Joan Kwon Glass serves as poet laureate for the city of Milford, Connecticut, and as poetry co-editor for West Trestle Review. Her poems have recently been published or are forthcoming in Diode, The Rupture, Rattle, The Hellbore, Pirene’s Fountain, Dialogist, South Florida Poetry Journal, Rust & Moth, Honey Literary, SWWIM, and many others. Joan has been nominated multiple times for the Pushcart Prize and Best of the Net.
This is one powerful and expansive collection, traveling across time and continents. The inheritance of trauma in these poems about a Korean-American family takes shape in very real ways — devastating losses and betrayals, controlled and uncontrolled appetites, silences and the search for language. Glass is able to cut through to the heart of things with her sometimes startlingly direct language and wry humor.
So happy to see that Daughter of Three Gone Kingdoms (Perugia Press, 2024) by Joan Kwon Glass has won the 2025 Paterson Poetry Prize AND the 2025 Eric Hoffer Book Award for Poetry.
I just finished this book as part of my practice of reading one poem each morning to work my way through my piles of poetry books, and I can tell you that there were quite a few mornings when I couldn’t stop after just one poem.
I was all in from the first one, "Bloodline." I'm not sure I've ever read a short poem that holds so much. The last poem, “Armistice,” just floored me. And every poem in between!

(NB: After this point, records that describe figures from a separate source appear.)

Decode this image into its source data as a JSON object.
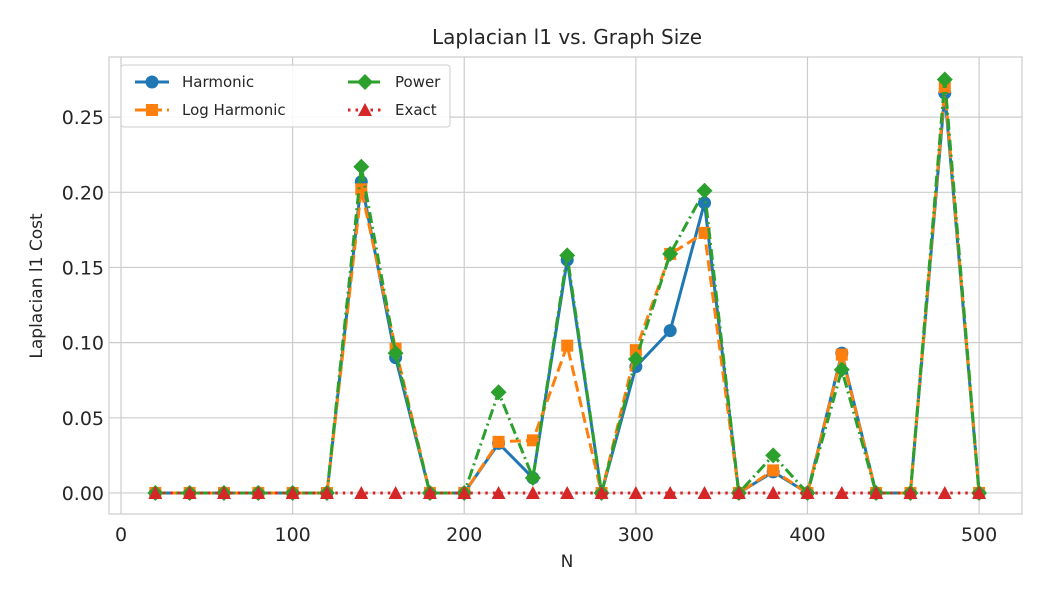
{
  "chart_data": {
    "type": "line",
    "title": "Laplacian l1 vs. Graph Size",
    "xlabel": "N",
    "ylabel": "Laplacian l1 Cost",
    "xlim": [
      -7,
      525
    ],
    "ylim": [
      -0.014,
      0.29
    ],
    "xticks": [
      0,
      100,
      200,
      300,
      400,
      500
    ],
    "yticks": [
      0.0,
      0.05,
      0.1,
      0.15,
      0.2,
      0.25
    ],
    "xtick_labels": [
      "0",
      "100",
      "200",
      "300",
      "400",
      "500"
    ],
    "ytick_labels": [
      "0.00",
      "0.05",
      "0.10",
      "0.15",
      "0.20",
      "0.25"
    ],
    "grid": true,
    "legend_position": "top-left",
    "legend_columns": 2,
    "x": [
      20,
      40,
      60,
      80,
      100,
      120,
      140,
      160,
      180,
      200,
      220,
      240,
      260,
      280,
      300,
      320,
      340,
      360,
      380,
      400,
      420,
      440,
      460,
      480,
      500
    ],
    "series": [
      {
        "name": "Harmonic",
        "color": "#1f77b4",
        "linestyle": "solid",
        "marker": "circle",
        "values": [
          0,
          0,
          0,
          0,
          0,
          0,
          0.207,
          0.09,
          0,
          0,
          0.033,
          0.01,
          0.155,
          0,
          0.084,
          0.108,
          0.193,
          0,
          0.014,
          0,
          0.093,
          0,
          0,
          0.266,
          0
        ]
      },
      {
        "name": "Log Harmonic",
        "color": "#ff7f0e",
        "linestyle": "dashed",
        "marker": "square",
        "values": [
          0,
          0,
          0,
          0,
          0,
          0,
          0.202,
          0.096,
          0,
          0,
          0.034,
          0.035,
          0.098,
          0,
          0.095,
          0.159,
          0.173,
          0,
          0.015,
          0,
          0.092,
          0,
          0,
          0.27,
          0
        ]
      },
      {
        "name": "Power",
        "color": "#2ca02c",
        "linestyle": "dashdot",
        "marker": "diamond",
        "values": [
          0,
          0,
          0,
          0,
          0,
          0,
          0.217,
          0.093,
          0,
          0,
          0.067,
          0.01,
          0.158,
          0,
          0.089,
          0.159,
          0.201,
          0,
          0.025,
          0,
          0.082,
          0,
          0,
          0.275,
          0
        ]
      },
      {
        "name": "Exact",
        "color": "#d62728",
        "linestyle": "dotted",
        "marker": "triangle",
        "values": [
          0,
          0,
          0,
          0,
          0,
          0,
          0,
          0,
          0,
          0,
          0,
          0,
          0,
          0,
          0,
          0,
          0,
          0,
          0,
          0,
          0,
          0,
          0,
          0,
          0
        ]
      }
    ]
  }
}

Dark and luminous, resonant and richly detailed, this collection’s themes of erasure, persistence, beauty, and survival are so relevant in a time when many of us are thinking about our ancestors—where they came from, how they came to be here and why, how their lives continue to influence ours, what they would think of America today.
But this book is about much more than that. Daughter of Three Gone Kingdoms is elegant and vivid, escapist and immersive, seamlessly traveling through Korea, America, the past, the present, into and out of the spirit realms. You need this book!
A collection of poems about identity, family, loss, grief, survival. These poems make the reader ache with longing and with sadness. Highly recommended!
from Seoul Station to Daegu Station, 2001: "In the end, they chose to love one another / in spite of the heartache, the disappointments. / I will not understand the miracle of this / until much later in my life."
from Garland-Eating Hungry Ghost: "How many calories / are there in a flower? / If I tear a chain of marigolds / into tiny pieces, will I / feel full faster? / Now that I'm dead, / do carbs count / less?"
from Foodless Hungry Ghost: "In my next life, I'm coming back / as a houseplant. Something ordinary, / that won't expect more / than the bare minimum. / Something easy to keep alive / in poor conditions."
Daughter of Three Gone Kingdoms is a collection marked by time & hunger. In it, histories merge & weave & overlap, some ending before their time while others ponder the time they have. I appreciate the honesty and vulnerability of this collection, its conformability with frustration. When surrounded by ghosts, what do we do with God? In a loved one's absence, what do we fill ourselves with? What do we do with our history? What happens next?